Some Generalizations from the “Fiscal Cliff” Negotiation
Here are a few observations, from my perspective, about the December 2012/January 2013 “Fiscal Cliff” negotiations, which maybe one can generalize as also applicable to many mediated/negotiated settlements:
∙ One side generally has more leverage than the other.
∙ The side with leverage still needs to “give in” to some degree in order for the other side to “save face.”
∙ Each side must give up something to get something.
∙ Neither side gets its ideal outcome but rather an outcome that both sides sometimes can just barely tolerate, which everybody dislikes to some degree.
∙ Neither side gets what solely works for that side; both sides must share the benefits/burdens in some fashion.
∙ When the benefits are perceived as greater as a result of the negotiated deal than otherwise, the deal will happen.
∙ When the risks of not doing the deal are perceived as greater than making the deal, the deal will happen.

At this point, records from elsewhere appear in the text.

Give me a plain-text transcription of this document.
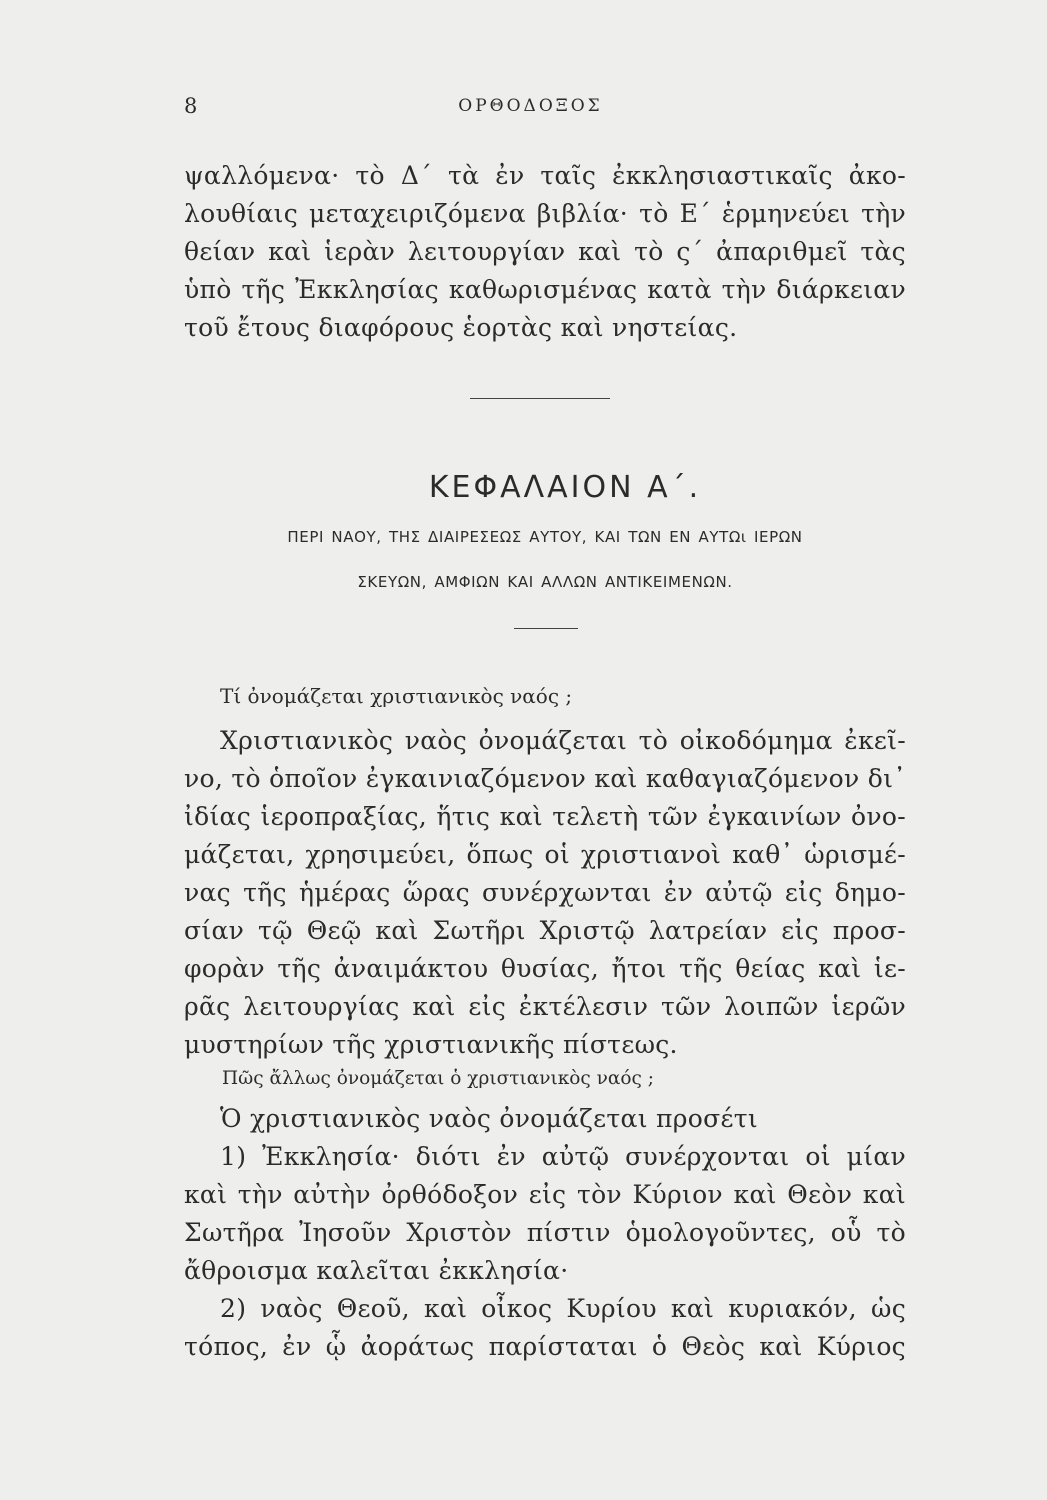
8	ΟΡΘΟΔΟΞΟΣ

ψαλλόμενα· τὸ Δ´ τὰ ἐν ταῖς ἐκκλησιαστικαῖς ἀκο-
λουθίαις μεταχειριζόμενα βιβλία· τὸ Ε´ ἑρμηνεύει τὴν
θείαν καὶ ἱερὰν λειτουργίαν καὶ τὸ ς´ ἀπαριθμεῖ τὰς
ὑπὸ τῆς Ἐκκλησίας καθωρισμένας κατὰ τὴν διάρκειαν
τοῦ ἔτους διαφόρους ἑορτὰς καὶ νηστείας.

ΚΕΦΑΛΑΙΟΝ Α΄.
ΠΕΡΙ ΝΑΟΥ, ΤΗΣ ΔΙΑΙΡΕΣΕΩΣ ΑΥΤΟΥ, ΚΑΙ ΤΩΝ ΕΝ ΑΥΤΩι ΙΕΡΩΝ
ΣΚΕΥΩΝ, ΑΜΦΙΩΝ ΚΑΙ ΑΛΛΩΝ ΑΝΤΙΚΕΙΜΕΝΩΝ.
Τί ὀνομάζεται χριστιανικὸς ναός ;

Χριστιανικὸς ναὸς ὀνομάζεται τὸ οἰκοδόμημα ἐκεῖ-
νο, τὸ ὁποῖον ἐγκαινιαζόμενον καὶ καθαγιαζόμενον δι᾽
ἰδίας ἱεροπραξίας, ἥτις καὶ τελετὴ τῶν ἐγκαινίων ὀνο-
μάζεται, χρησιμεύει, ὅπως οἱ χριστιανοὶ καθ᾽ ὡρισμέ-
νας τῆς ἡμέρας ὥρας συνέρχωνται ἐν αὐτῷ εἰς δημο-
σίαν τῷ Θεῷ καὶ Σωτῆρι Χριστῷ λατρείαν εἰς προσ-
φορὰν τῆς ἀναιμάκτου θυσίας, ἤτοι τῆς θείας καὶ ἱε-
ρᾶς λειτουργίας καὶ εἰς ἐκτέλεσιν τῶν λοιπῶν ἱερῶν
μυστηρίων τῆς χριστιανικῆς πίστεως.

Πῶς ἄλλως ὀνομάζεται ὁ χριστιανικὸς ναός ;

Ὁ χριστιανικὸς ναὸς ὀνομάζεται προσέτι
1) Ἐκκλησία· διότι ἐν αὐτῷ συνέρχονται οἱ μίαν
καὶ τὴν αὐτὴν ὀρθόδοξον εἰς τὸν Κύριον καὶ Θεὸν καὶ
Σωτῆρα Ἰησοῦν Χριστὸν πίστιν ὁμολογοῦντες, οὗ τὸ
ἄθροισμα καλεῖται ἐκκλησία·
2) ναὸς Θεοῦ, καὶ οἶκος Κυρίου καὶ κυριακόν, ὡς
τόπος, ἐν ᾧ ἀοράτως παρίσταται ὁ Θεὸς καὶ Κύριος
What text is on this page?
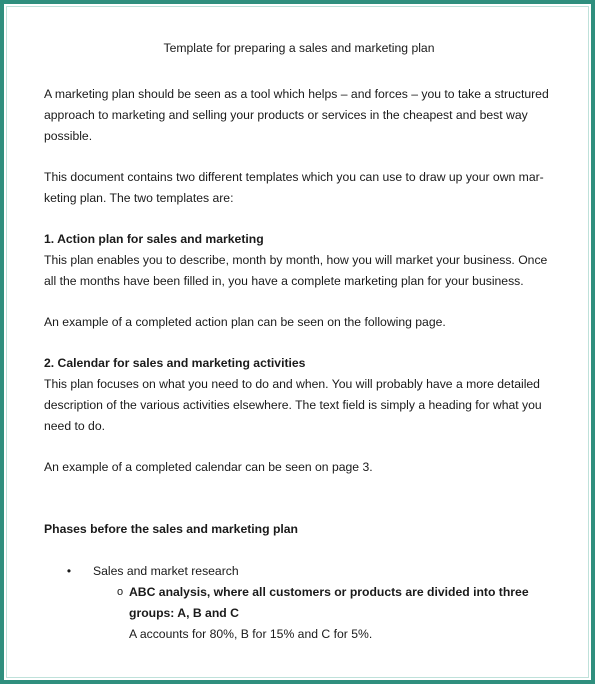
Template for preparing a sales and marketing plan

A marketing plan should be seen as a tool which helps – and forces – you to take a structured approach to marketing and selling your products or services in the cheapest and best way possible.

This document contains two different templates which you can use to draw up your own mar-keting plan. The two templates are:

1. Action plan for sales and marketing

This plan enables you to describe, month by month, how you will market your business. Once all the months have been filled in, you have a complete marketing plan for your business.

An example of a completed action plan can be seen on the following page.

2. Calendar for sales and marketing activities

This plan focuses on what you need to do and when. You will probably have a more detailed description of the various activities elsewhere. The text field is simply a heading for what you need to do.

An example of a completed calendar can be seen on page 3.

Phases before the sales and marketing plan

• Sales and market research
o ABC analysis, where all customers or products are divided into three groups: A, B and C
A accounts for 80%, B for 15% and C for 5%.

∙ Those individuals who are not participating firsthand in the negotiations and feeling the tug of the exchange may criticize and/or endanger the deal.
∙ It is OK to change course, i.e., to change one’s mind.
∙ Try not to paint yourself into a corner or you may get stuck.
∙ If you can’t do the whole deal, sometimes a partial deal may be better than no deal at all.
∙ There is nothing like a real deadline to make the deal happen.
This is my perception of what occurred in the latest “Fiscal Cliff” negotiations, but I think these generalizations have broader application in the world of mediation.